L’enrôlement et l’affichage sont en bonne voie. L’enrôlement est achevé ; l’affichage se poursuit, il est quasiment épuisé. Dans quelques jours, on aura récolté la totalité des réclamations issues de l’affichage dans les différentes zones du pays. Cet affichage, nos équipes prendront en compte le produit du nettoyage et nous pourrons disposer de ce que nous appelons une liste électorale finale. Cette liste électorale finale aura bien sûr besoin d’être réexaminée pour nous assurer que tout est en ordre avant sa publication.
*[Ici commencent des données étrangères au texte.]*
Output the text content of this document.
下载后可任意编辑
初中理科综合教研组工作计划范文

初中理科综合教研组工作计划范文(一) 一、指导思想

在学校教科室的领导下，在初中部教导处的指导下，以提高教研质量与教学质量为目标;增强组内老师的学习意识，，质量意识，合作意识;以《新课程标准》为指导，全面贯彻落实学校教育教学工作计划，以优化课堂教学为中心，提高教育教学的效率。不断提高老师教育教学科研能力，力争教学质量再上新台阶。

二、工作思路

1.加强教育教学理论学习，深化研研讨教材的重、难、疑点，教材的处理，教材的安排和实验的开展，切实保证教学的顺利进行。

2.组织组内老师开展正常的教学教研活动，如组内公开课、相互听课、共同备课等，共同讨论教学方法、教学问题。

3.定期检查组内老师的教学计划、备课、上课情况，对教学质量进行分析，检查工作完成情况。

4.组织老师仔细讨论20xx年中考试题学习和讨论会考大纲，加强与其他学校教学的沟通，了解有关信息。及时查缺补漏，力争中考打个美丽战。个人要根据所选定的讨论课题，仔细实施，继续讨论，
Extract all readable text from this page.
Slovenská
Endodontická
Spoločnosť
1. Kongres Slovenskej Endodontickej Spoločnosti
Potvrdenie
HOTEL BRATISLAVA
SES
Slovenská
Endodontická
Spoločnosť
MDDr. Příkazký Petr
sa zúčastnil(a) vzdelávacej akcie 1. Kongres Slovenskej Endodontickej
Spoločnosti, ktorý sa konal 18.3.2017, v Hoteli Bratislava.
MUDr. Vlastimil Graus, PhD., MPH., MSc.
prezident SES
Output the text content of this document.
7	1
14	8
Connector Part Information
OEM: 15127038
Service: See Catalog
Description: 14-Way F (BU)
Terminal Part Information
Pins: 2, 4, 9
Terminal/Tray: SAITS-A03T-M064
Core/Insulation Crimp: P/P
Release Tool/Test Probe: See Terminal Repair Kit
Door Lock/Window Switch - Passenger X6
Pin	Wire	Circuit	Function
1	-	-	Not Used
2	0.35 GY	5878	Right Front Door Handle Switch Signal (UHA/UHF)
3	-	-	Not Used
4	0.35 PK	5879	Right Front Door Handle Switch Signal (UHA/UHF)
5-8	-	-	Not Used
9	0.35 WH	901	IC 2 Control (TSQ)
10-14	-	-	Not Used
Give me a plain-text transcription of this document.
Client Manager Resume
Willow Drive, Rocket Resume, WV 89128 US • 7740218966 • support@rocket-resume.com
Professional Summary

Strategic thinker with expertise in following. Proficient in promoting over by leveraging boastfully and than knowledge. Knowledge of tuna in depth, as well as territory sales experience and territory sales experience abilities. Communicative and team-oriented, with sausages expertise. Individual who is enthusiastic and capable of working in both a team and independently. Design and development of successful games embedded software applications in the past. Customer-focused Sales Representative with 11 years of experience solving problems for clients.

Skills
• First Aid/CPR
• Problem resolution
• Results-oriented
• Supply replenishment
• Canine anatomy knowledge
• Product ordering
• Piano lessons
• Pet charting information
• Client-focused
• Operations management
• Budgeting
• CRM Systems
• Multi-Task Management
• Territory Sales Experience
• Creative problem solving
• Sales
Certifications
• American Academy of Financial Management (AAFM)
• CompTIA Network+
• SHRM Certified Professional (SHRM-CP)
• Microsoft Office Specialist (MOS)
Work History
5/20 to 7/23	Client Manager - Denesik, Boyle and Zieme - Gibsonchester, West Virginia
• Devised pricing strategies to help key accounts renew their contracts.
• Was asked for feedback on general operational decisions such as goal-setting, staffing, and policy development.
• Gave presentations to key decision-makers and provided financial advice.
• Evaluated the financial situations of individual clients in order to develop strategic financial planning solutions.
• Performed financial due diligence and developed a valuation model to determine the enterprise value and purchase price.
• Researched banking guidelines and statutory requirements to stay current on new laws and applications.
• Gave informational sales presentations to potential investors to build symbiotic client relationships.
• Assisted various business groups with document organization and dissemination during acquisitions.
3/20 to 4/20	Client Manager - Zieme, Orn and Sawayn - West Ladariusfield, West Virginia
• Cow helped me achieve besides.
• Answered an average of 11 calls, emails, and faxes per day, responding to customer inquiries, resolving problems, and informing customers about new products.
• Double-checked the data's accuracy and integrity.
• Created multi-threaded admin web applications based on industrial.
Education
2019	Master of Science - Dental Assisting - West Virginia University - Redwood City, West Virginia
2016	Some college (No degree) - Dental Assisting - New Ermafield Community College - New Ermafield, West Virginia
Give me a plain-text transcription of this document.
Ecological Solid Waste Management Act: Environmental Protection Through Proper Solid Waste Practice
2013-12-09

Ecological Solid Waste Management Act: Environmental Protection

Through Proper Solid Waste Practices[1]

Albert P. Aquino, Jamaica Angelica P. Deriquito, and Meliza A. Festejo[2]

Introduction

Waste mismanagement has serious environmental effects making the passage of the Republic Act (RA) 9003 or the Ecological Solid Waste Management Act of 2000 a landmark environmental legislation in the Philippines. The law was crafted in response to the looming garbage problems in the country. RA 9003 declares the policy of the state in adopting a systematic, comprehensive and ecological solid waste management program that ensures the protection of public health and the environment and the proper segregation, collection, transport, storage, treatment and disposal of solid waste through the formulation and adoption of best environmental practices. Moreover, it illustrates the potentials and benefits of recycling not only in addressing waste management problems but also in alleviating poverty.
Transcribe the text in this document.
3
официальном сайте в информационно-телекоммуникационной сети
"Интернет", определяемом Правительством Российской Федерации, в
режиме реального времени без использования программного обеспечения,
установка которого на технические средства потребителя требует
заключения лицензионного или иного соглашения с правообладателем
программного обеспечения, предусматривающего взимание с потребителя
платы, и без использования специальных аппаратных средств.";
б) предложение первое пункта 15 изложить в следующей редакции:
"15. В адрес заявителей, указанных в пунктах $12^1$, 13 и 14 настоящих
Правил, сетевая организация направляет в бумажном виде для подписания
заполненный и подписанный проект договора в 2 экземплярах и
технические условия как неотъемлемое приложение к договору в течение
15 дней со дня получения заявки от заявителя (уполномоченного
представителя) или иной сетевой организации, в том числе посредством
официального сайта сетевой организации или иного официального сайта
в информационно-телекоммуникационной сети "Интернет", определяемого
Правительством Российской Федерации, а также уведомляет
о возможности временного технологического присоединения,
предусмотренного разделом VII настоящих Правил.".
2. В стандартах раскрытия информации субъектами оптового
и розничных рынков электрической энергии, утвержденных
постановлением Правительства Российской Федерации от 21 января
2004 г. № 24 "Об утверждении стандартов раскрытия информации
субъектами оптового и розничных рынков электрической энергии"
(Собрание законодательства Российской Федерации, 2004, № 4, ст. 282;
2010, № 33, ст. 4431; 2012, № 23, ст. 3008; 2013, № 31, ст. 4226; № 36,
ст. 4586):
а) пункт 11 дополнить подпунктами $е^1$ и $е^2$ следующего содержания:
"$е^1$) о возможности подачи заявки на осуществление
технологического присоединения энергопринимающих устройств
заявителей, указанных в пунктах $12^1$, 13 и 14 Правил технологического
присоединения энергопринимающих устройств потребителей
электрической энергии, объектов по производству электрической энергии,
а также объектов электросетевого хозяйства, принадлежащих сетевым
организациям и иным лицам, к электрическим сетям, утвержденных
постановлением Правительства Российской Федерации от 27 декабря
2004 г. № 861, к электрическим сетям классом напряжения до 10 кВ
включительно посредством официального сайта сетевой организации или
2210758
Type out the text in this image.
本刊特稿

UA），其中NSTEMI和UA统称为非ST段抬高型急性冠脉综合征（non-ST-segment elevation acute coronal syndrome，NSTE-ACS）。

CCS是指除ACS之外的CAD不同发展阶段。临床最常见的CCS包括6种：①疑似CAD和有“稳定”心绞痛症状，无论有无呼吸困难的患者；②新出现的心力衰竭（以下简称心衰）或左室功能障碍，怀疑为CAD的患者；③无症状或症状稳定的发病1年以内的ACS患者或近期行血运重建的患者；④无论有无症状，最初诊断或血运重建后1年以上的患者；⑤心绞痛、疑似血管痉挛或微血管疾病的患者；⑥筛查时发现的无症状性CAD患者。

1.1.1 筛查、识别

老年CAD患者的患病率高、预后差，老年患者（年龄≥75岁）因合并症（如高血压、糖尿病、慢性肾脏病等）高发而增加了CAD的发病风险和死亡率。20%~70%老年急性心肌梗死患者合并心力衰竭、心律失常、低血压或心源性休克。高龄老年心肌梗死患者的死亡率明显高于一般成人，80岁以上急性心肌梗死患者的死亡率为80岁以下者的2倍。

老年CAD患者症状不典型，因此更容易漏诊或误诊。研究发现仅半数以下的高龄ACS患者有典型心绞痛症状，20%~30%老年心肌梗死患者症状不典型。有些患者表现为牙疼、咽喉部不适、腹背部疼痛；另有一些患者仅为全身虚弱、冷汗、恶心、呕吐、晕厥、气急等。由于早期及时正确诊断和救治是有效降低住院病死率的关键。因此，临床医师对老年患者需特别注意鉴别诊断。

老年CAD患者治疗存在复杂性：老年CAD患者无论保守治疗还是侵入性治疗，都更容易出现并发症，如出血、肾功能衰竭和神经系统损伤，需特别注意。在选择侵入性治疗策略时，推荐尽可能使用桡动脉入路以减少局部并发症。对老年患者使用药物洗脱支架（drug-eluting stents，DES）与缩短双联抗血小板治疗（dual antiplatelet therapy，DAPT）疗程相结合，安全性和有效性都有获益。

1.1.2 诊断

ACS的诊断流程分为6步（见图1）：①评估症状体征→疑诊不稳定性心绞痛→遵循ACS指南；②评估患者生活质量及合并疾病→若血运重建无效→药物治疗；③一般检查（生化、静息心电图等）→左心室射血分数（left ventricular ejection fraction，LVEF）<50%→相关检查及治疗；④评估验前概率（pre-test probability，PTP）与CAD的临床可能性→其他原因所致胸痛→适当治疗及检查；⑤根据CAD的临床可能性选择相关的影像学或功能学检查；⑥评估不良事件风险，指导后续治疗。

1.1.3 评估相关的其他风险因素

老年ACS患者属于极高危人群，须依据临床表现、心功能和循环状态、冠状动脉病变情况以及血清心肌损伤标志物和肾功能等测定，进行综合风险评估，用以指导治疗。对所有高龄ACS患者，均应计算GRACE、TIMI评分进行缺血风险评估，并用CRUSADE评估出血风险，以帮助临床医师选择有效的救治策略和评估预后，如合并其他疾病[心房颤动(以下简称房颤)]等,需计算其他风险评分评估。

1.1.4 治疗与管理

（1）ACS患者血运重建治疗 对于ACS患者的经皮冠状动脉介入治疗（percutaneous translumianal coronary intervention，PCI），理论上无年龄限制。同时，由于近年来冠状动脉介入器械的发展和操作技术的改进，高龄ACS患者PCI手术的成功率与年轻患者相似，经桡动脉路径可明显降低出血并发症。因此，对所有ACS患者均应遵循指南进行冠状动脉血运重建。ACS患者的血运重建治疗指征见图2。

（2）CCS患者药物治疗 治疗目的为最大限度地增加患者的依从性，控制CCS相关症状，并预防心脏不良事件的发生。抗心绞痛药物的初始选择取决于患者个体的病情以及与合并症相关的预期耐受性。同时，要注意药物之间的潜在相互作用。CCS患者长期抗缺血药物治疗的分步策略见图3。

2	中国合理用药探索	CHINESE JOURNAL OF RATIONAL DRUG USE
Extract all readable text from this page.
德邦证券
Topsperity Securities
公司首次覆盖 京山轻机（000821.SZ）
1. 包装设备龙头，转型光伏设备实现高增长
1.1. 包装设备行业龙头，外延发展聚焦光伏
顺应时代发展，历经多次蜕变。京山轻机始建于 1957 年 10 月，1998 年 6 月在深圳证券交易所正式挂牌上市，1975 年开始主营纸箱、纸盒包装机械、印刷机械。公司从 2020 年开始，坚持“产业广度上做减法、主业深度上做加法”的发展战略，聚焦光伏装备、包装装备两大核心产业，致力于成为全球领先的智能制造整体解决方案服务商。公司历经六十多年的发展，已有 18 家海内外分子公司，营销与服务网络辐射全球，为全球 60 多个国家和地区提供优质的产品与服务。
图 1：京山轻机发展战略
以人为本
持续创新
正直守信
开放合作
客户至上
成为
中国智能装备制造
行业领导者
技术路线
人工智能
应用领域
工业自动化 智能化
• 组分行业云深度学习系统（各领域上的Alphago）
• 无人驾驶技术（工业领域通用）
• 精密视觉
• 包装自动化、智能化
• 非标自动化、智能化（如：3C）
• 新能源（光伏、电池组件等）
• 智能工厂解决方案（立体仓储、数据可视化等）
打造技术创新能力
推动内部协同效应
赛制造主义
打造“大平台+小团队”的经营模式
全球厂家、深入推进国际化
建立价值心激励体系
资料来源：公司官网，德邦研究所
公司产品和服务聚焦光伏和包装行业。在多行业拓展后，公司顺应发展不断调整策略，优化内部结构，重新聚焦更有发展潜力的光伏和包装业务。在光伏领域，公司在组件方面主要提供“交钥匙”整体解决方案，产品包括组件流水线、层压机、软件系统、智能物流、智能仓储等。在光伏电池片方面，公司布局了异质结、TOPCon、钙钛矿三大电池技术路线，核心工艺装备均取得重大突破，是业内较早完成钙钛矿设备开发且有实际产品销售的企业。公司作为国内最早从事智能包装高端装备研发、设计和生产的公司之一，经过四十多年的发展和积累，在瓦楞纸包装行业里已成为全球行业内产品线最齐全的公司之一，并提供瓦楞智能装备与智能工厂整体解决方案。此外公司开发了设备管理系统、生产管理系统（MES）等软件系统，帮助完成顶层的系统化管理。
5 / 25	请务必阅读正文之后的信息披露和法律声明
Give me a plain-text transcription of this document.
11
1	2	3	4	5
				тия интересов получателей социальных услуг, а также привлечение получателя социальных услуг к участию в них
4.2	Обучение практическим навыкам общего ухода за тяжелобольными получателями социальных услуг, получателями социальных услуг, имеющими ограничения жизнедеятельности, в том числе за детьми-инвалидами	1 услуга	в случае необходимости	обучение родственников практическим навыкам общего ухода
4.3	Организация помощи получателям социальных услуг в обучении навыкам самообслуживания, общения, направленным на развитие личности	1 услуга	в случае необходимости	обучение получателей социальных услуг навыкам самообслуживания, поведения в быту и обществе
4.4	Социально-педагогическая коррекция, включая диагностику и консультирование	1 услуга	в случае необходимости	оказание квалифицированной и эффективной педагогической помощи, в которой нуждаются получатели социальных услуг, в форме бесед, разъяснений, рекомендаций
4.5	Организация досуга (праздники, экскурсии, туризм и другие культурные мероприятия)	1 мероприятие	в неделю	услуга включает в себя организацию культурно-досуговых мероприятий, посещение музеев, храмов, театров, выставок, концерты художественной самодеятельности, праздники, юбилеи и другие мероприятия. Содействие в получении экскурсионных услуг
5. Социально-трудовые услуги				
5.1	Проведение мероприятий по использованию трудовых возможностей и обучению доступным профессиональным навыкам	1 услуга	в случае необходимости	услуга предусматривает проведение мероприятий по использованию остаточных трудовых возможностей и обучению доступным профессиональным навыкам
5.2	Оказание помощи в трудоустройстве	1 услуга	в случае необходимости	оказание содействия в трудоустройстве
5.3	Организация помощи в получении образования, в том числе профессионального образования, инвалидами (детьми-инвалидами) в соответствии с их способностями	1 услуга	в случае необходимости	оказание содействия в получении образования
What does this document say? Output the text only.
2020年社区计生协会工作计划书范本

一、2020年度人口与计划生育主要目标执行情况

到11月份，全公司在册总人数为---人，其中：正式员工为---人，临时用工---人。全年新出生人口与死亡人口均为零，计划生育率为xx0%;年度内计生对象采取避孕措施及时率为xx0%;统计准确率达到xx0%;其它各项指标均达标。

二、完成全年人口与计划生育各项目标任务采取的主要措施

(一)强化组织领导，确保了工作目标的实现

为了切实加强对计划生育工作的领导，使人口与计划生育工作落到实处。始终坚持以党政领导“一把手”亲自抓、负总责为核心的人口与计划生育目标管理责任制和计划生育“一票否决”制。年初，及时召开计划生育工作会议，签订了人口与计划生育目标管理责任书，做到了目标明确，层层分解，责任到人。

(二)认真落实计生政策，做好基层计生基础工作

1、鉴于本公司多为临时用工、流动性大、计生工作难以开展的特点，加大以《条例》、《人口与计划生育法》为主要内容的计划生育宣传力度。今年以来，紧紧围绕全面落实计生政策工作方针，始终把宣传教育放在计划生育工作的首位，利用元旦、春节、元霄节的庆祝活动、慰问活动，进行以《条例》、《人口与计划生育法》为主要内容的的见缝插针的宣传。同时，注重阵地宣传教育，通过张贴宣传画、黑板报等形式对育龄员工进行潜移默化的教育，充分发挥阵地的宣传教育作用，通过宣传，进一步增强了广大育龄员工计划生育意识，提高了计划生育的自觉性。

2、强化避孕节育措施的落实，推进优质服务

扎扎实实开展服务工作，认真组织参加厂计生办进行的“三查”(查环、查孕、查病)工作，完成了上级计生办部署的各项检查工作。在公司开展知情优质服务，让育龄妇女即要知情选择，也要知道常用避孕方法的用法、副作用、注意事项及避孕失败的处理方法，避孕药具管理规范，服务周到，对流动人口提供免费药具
Sur ce point, permettez-moi de vous préciser que l’affichage est un exercice de recompte des informations qui se poursuit encore. Donc, il n’est pas achevé, les différentes commissions administratives ont amené leurs résultats qui sont en train d’être traités pour la deuxième zone. Il faut que l’ensemble des commissions administratives de l’ensemble du pays soient revues pour qu’on puisse conclure que le tableau dynamique de l’affichage est clôturé. Pour l’instant, nous sommes en train de passer en revue les dernières commissions administratives.
Des difficultés ont été évoquées pendant les opérations d’enrôlement, notamment l’impossibilité pour la CENI d’intégrer les Nigériens de la diaspora. Est-ce que cela n’entrave pas le bon déroulement de l’établissement de ce fichier biométrique ? Quelles sont les perspectives à ce niveau ?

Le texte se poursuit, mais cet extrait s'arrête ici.